Throw the red stenciled title in at an angle and pushed off-center and you find perfect balance with the text at the top left to slingshot your way around the page. It’s a great example of polished non-polish. You can assume it was all manufactured in post and yet the illusion is too good not to wonder if it might be real.

Frost Foundry skews the opposite direction with Rodeo (limited, March 17). The illustrative nature of its black and orange graphics atop a buff page is the point. This is meant to look mass-produced—a two-plate press job feeding out copy after copy like a concert flier advertising a motorcycle show with all the excitement and intrigue of a western rodeo.

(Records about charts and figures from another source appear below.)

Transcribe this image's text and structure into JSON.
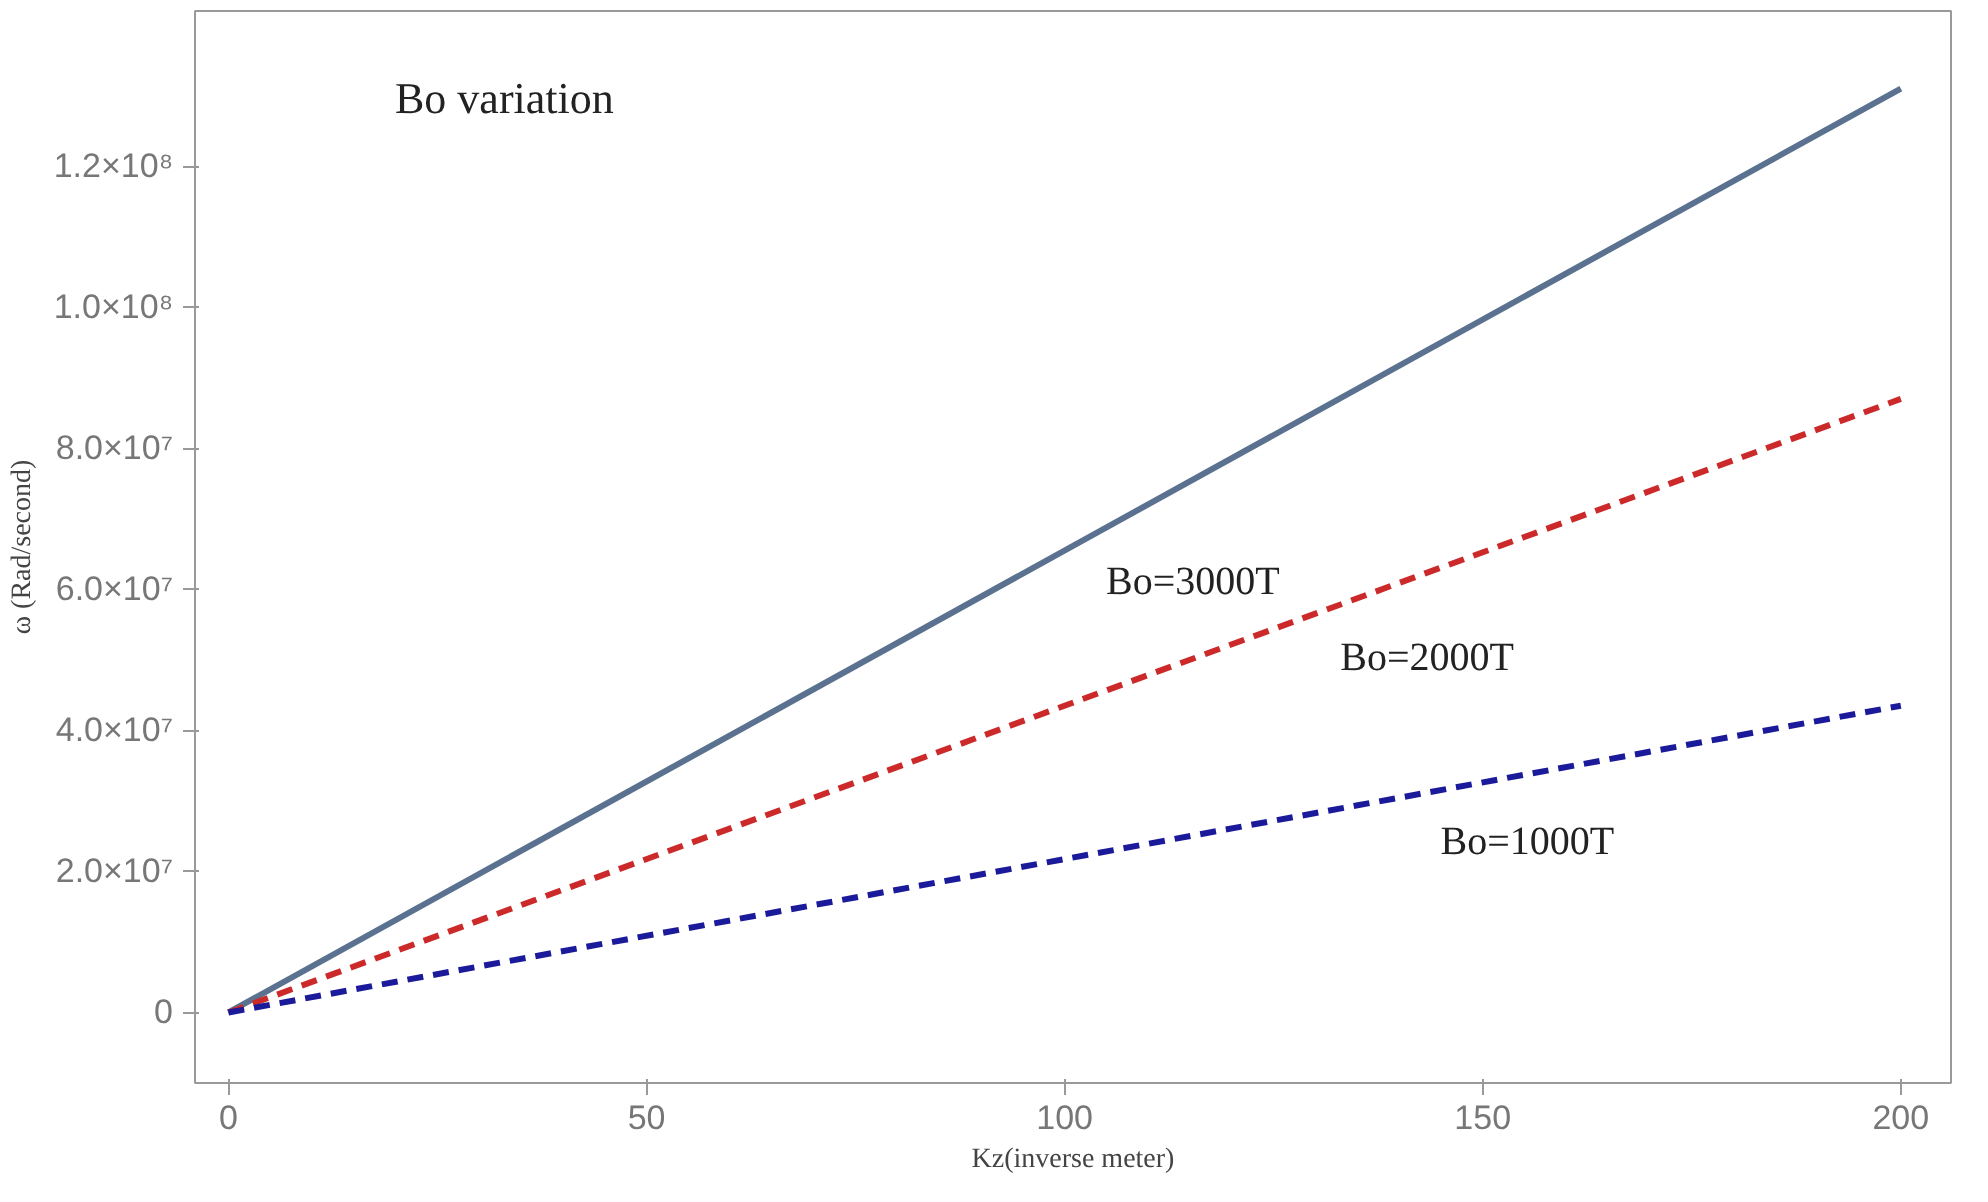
{
  "chart_data": {
    "type": "line",
    "xlabel": "Kz(inverse meter)",
    "ylabel": "ω (Rad/second)",
    "x": [
      0,
      200
    ],
    "series": [
      {
        "name": "Bo=3000T",
        "color": "#5a7290",
        "values": [
          0,
          131000000
        ],
        "line_style": "solid"
      },
      {
        "name": "Bo=2000T",
        "color": "#cc2a2a",
        "values": [
          0,
          87000000
        ],
        "line_style": "dashed"
      },
      {
        "name": "Bo=1000T",
        "color": "#1a1a9a",
        "values": [
          0,
          43500000
        ],
        "line_style": "dashed"
      }
    ],
    "annotations": [
      "Bo variation"
    ],
    "xlim": [
      -4,
      206
    ],
    "ylim": [
      -10000000,
      142000000
    ],
    "xticks": [
      0,
      50,
      100,
      150,
      200
    ],
    "yticks": [
      0,
      {
        "value": 20000000,
        "label": "2.0×10⁷"
      },
      {
        "value": 40000000,
        "label": "4.0×10⁷"
      },
      {
        "value": 60000000,
        "label": "6.0×10⁷"
      },
      {
        "value": 80000000,
        "label": "8.0×10⁷"
      },
      {
        "value": 100000000,
        "label": "1.0×10⁸"
      },
      {
        "value": 120000000,
        "label": "1.2×10⁸"
      }
    ],
    "grid": false,
    "legend": false
  }
}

The back wheel tricks are rendered in succession for a nice focal point of deep black sleekness, but it’s those distressed tire tracks that grab my attention every time. An overhead view of where those three riders have just left, the after to their before cutting through the page before hitting the title and continuing past. It’s like a film strip moving at breakneck speed, flickering over and over with that one frame of angular, bisected letters coming into focus.

Yet it’s the dissolution of focus in this Japanese poster for The Five Devils (limited, March 24) that has so enraptured me this month. It uses the same still of Adèle Exarchopoulos that every iteration in multiple languages does, but it refuses to just slap the title in the blackness beyond the fire. It blows it up instead, filling the page from left to right with its Japanese characters expertly aligned in the white spaces left by the structure of those three giant, lost words.

And as the fire rages behind them, the white letters gradually fade away to fly like dandelion seeds. A delicate contrast to the violent flames and yet just as complex in its existence at the edge between destruction and rebirth.